SHKP chairman says developers have already slashed prices on flats in new developments

PUBLISHED : Monday, 24 February, 2014, 4:45am
UPDATED : Monday, 24 February, 2014, 4:45am

The city's second-largest property developer, Sun Hung Kai Properties, believes higher stamp duties that became law at the weekend will hit the secondary residential market hardest, despite developers slashing their prices since late last year.

Prices for new housing were unlikely to fall significantly as construction costs continued to rise, SHKP co-chairman Thomas Kwok Ping-kwong said.

"Secondary home prices will drop 10 per cent this year as individual owners or foreclosed units being put on sale offer lower prices," he said yesterday.

Kwok spoke a day after the Stamp Duty (Amendment) Bill 2012 became law on Saturday following a four-day debate in the Legislative Council.

The bill imposes a buyer's stamp duty of 15 per cent on top of the existing duty on non-permanent residents and those buying through companies, as well as a special stamp duty of 10 to 20 per cent on quick resales. The levies have been in place since October 2012 to curb rising prices.

Kwok saw the additional stamp duties as short-term measures and expected the government to conduct a review when flat supply increased.

SHKP is among developers that have undertaken price-cutting strategies in recent months.

It sold more than 150 flats at Riva in Yuen Long after the project was relaunched last Tuesday at up to 18 per cent below current secondary transaction prices in the area.

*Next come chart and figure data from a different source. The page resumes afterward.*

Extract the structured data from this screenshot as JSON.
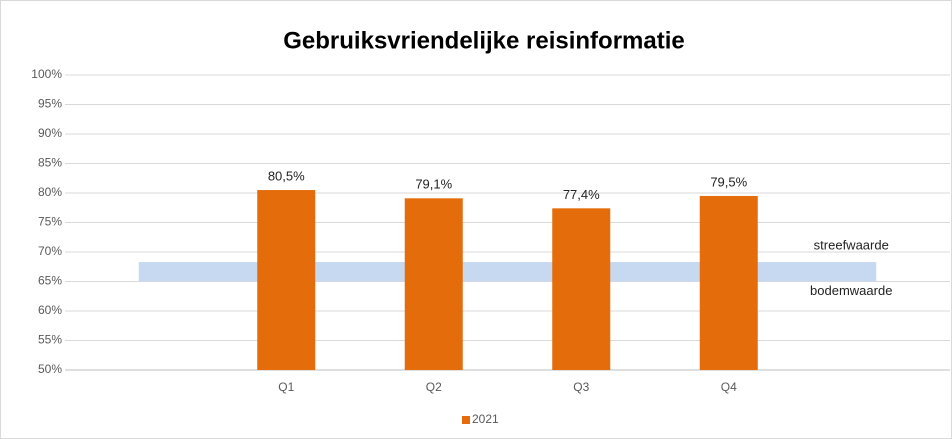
{
  "chart_data": {
    "type": "bar",
    "title": "Gebruiksvriendelijke reisinformatie",
    "categories": [
      null,
      "Q1",
      "Q2",
      "Q3",
      "Q4",
      null
    ],
    "series": [
      {
        "name": "2021",
        "color": "#e46c0a",
        "values": [
          null,
          80.5,
          79.1,
          77.4,
          79.5,
          null
        ],
        "value_labels": [
          null,
          "80,5%",
          "79,1%",
          "77,4%",
          "79,5%",
          null
        ]
      }
    ],
    "target_band": {
      "low": 65,
      "high": 68.3,
      "low_label": "bodemwaarde",
      "high_label": "streefwaarde",
      "color": "#c6d9f1"
    },
    "ylim": [
      50,
      100
    ],
    "yticks": [
      {
        "value": 50,
        "label": "50%"
      },
      {
        "value": 55,
        "label": "55%"
      },
      {
        "value": 60,
        "label": "60%"
      },
      {
        "value": 65,
        "label": "65%"
      },
      {
        "value": 70,
        "label": "70%"
      },
      {
        "value": 75,
        "label": "75%"
      },
      {
        "value": 80,
        "label": "80%"
      },
      {
        "value": 85,
        "label": "85%"
      },
      {
        "value": 90,
        "label": "90%"
      },
      {
        "value": 95,
        "label": "95%"
      },
      {
        "value": 100,
        "label": "100%"
      }
    ],
    "grid": true,
    "legend": "bottom"
  }
}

The latest prices were as much as 38 per cent lower than the previous launch, held in March last year.

Kwok also commented on the group's succession plan. "We have made arrangements for it, and the third generation of the Kwok family will come in at the right time," he said at a traditional poon choi feast, hosting 700 elderly people at Noah's Park in Ma Wan.

Kwok also said he was in favour of the government cutting relief measures like tax rebates, to free up money for Hong Kong's ageing population.

During his budget speech on Wednesday, Financial Secretary John Tsang Chun-wah is expected to cut rebates on salaries tax and waivers on property rates.